The nine members of the OWA, e.on, Dong Energy, RWE, Mainstream Renewable Power, Scottish Power Renewables, SSE Renewables, Statkraft, Statoil, Vattenfall and the Carbon Trust, will open up data and allow developers to share wind farm information effectively.

Specialist wakes monitoring equipment has been installed on the Rødsand 2 windfarm in Denmark and will measure wakes passing through the wind farm for at least 6 months.

Data gathered from this project will help improve specialist software, enabling developers to better predict how the wind will flow offshore to enable them to develop better and more efficient designs and layouts to increase the energy yields from offshore wind farms and “in turn improve the economics of the offshore wind projects”.
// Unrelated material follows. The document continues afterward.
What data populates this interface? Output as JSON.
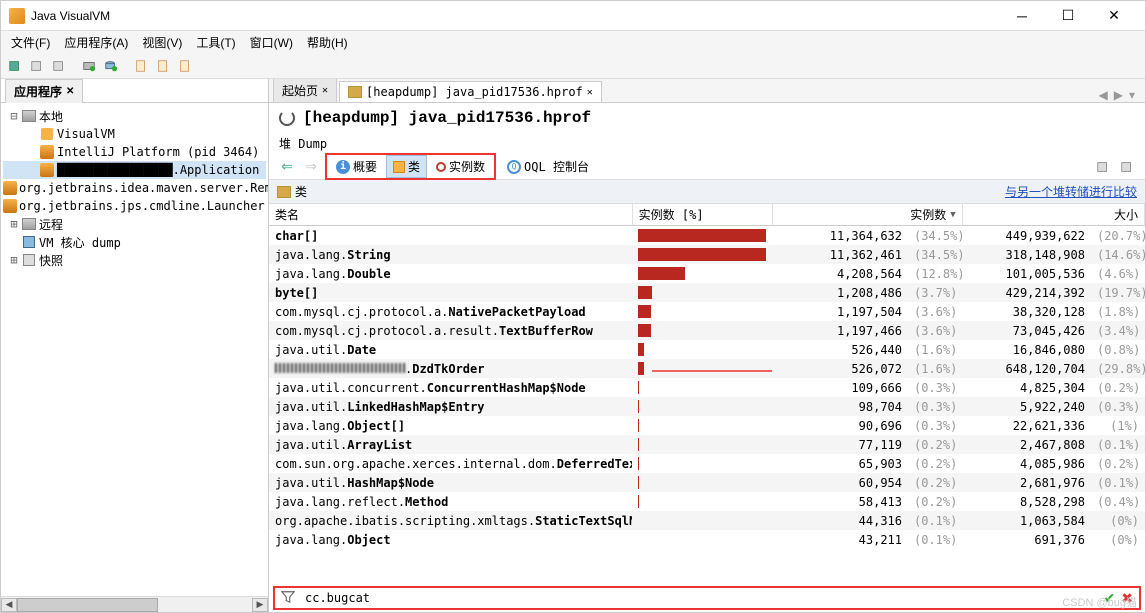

Commenting on the new research project Head of Offshore Wind at the Carbon Trust, Phil de Villiers, said: “Bringing down the cost of offshore wind is an absolute priority for the industry. We believe that industry collaboration on key innovation projects that offer scope for dramatic cost reduction is the best way to go.

“The new wakes effects measurement campaign will address the shortage of data that has constrained the development of wake effects models for offshore wind. It offers potential to increase energy yields from offshore wind farms and also offer financiers greater certainty on the economics of the projects.”

The project is also critical to help open up debt financing for the construction of Round 3 projects in the UK.

The UK Offshore Energy Strategic Environmental Assessment (SEA), published in January 2009, identified up to 33GW of offshore wind capacity in UK waters, which formed the basis of the Round 3 offshore wind programme and will contribute significantly to meeting the UK’s renewable energy target.

At present no UK offshore wind farm has been built with debt finance – in part because of the uncertainties around predicting the energy outputs from wind farms offshore.

According to the Carbon Trust, the project may also result in the layout of offshore wind farms looking very different in the future to how they look today.

Villiers also highlighted the importance of innovation in reducing the cost of wind farms, saying that innovative technology could deliver a 25% cost reduction by 2020.

Speaking to edie, Villiers said: “To commercialise new ideas, we need demonstration. If we don’t act quickly, the opportunity to use lower cost technologies at the start of Round 3 will be lost”.

He also stressed that there was a significant need for more offshore demonstrations to support market entry of new turbine and foundations designs, while the industry needs to share data and experiences effectively to accelerate cost reduction.

In other news, two OWA members, Dong Energy and Scottish Power Renewables announed today that offshore construction at the West of Duddon Sands offshore windfarm, a joint venture between the two companies, is officially underway following the installation of the project’s offshore substation on site in the east Irish Sea.

The entire project will consist of 108 wind turbines with a total installed capacity of 389MW, and is due to be fully completed in 2014.